Since its founding, MLCV has focused on door-to-door canvassing to promote environmental causes and support political candidates whose goals align with MLCV’s priorities, which include clean air and climate action, safe and affordable drinking water, environmental justice, and voting access. 

Lisa Wozniak onstage receiving an award.

Wozniak speaks at the League of Conservation Voters’ Capital Dinner in March. The national group honored the Michigan chapter for “its leadership and relentless work to combat the climate crisis in Michigan and playing a key role to pass Michigan’s historic legislation to commit to 100 percent clean energy.” | Photo courtesy of MLCV

The group “endorsed and supported (financially and via voter engagement) the 2018 Voters Not Politicians anti-gerrymandering ballot initiative, which resulted in the establishment of the Michigan Independent Citizens Redistricting Commission,” Wozniak emails. “We have also played a key role in the Commission’s work in creating the new districts, mobilizing citizens to make their voices heard and advocate for their communities.”
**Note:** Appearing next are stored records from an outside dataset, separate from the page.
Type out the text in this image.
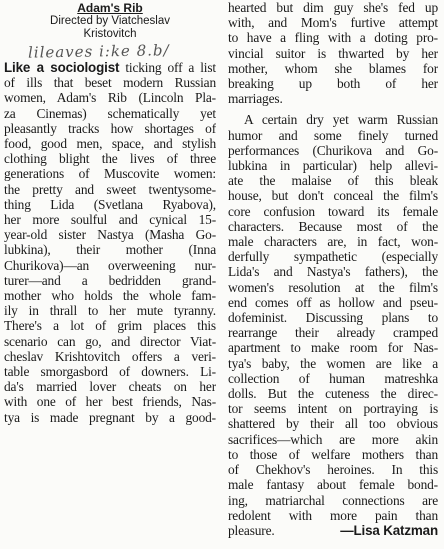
Adam's Rib
Directed by Viatcheslav
Kristovitch
lileaves i:ke 8.b/
Like a sociologist ticking off a list
of ills that beset modern Russian
women, Adam's Rib (Lincoln Pla-
za Cinemas) schematically yet
pleasantly tracks how shortages of
food, good men, space, and stylish
clothing blight the lives of three
generations of Muscovite women:
the pretty and sweet twentysome-
thing Lida (Svetlana Ryabova),
her more soulful and cynical 15-
year-old sister Nastya (Masha Go-
lubkina), their mother (Inna
Churikova)—an overweening nur-
turer—and a bedridden grand-
mother who holds the whole fam-
ily in thrall to her mute tyranny.
There's a lot of grim places this
scenario can go, and director Viat-
cheslav Krishtovitch offers a veri-
table smorgasbord of downers. Li-
da's married lover cheats on her
with one of her best friends, Nas-
tya is made pregnant by a good-
hearted but dim guy she's fed up
with, and Mom's furtive attempt
to have a fling with a doting pro-
vincial suitor is thwarted by her
mother, whom she blames for
breaking up both of her
marriages.
A certain dry yet warm Russian
humor and some finely turned
performances (Churikova and Go-
lubkina in particular) help allevi-
ate the malaise of this bleak
house, but don't conceal the film's
core confusion toward its female
characters. Because most of the
male characters are, in fact, won-
derfully sympathetic (especially
Lida's and Nastya's fathers), the
women's resolution at the film's
end comes off as hollow and pseu-
dofeminist. Discussing plans to
rearrange their already cramped
apartment to make room for Nas-
tya's baby, the women are like a
collection of human matreshka
dolls. But the cuteness the direc-
tor seems intent on portraying is
shattered by their all too obvious
sacrifices—which are more akin
to those of welfare mothers than
of Chekhov's heroines. In this
male fantasy about female bond-
ing, matriarchal connections are
redolent with more pain than
pleasure.	—Lisa Katzman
In 2020, the last presidential election year, MLCV’s two political action committees backed seventy-one candidates, sixty-three of whom were elected—an 89 percent win rate. 
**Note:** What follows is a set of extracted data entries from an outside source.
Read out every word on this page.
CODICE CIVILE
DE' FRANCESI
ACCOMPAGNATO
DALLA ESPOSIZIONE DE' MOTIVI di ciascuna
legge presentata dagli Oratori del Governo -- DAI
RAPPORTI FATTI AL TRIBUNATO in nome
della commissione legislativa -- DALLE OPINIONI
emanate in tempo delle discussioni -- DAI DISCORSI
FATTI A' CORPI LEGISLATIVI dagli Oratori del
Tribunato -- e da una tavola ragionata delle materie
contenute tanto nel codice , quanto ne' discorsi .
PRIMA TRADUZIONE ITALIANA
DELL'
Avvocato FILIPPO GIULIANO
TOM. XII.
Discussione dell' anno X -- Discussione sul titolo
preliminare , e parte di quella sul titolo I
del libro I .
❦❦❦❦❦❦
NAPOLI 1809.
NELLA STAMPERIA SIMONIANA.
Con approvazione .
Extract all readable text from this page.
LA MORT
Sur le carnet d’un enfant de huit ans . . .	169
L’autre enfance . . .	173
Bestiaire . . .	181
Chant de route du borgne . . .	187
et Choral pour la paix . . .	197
“The thing that we have added in the last few years has been a deep dedication to protecting our democracy and voting rights,” Wozniak says. “We had some pretty big scares in this country around people trying to take away voting rights and fight the outcomes of elections. We have been super-proud to play partnership roles in the passage of two important ballot initiatives that have expanded our voting rights in the state,” including early in-person voting and easier absentee voting. 

In March of this year, the national LCV made headlines by committing $120 million from its super PAC to support President Biden’s reelection—the most it has ever invested in an election cycle. In July, it joined the Sierra Club and other conservation organizations in throwing its support to Kamala Harris. 

At the state level, the Michigan LCV has endorsed forty-four candidates for the state house, all Democrats, as well as two supreme court justices. Development director Lee Berry emails that by mid-September, it had raised nearly $600,000 for its Michigan LCV PAC, which provides direct support to candidates, and $3.4 million for its super PAC, Conservation Voters of Michigan PAC, which works independently on their behalf. 

According to public records, the MLCV’s income increased from $1.2 million in 2019 to $3.1 million in 2022. Its 2023 Impact Report shows another big jump, to $4.7 million. 

Berry qualifies that, pointing out that last year’s total “includes several large multiyear grants” that will stretch over as many as three years. But the staff—some working in an office at Beakes and N. Division, others remotely—has been growing. As the Observer went to press in September, they were advertising for regional and campus organizers and two positions dedicated to elections protection. 

Earlier this year, communications director Nick Dodge emails, MLCV sent people door-to-door “to educate Michiganders about President Biden’s Inflation Reduction Act, encouraging them to get home energy assessments and take advantage of federal funds to upgrade their homes to be more energy efficient and install solar.” Now they’re out campaigning for MLCV’s legislative and supreme court candidates. 

“I like to say that we are the one-stop shop for environmental policy, political organizing, elections, and voter education,” says Wozniak. “We got some big wins last year but have more work to do.”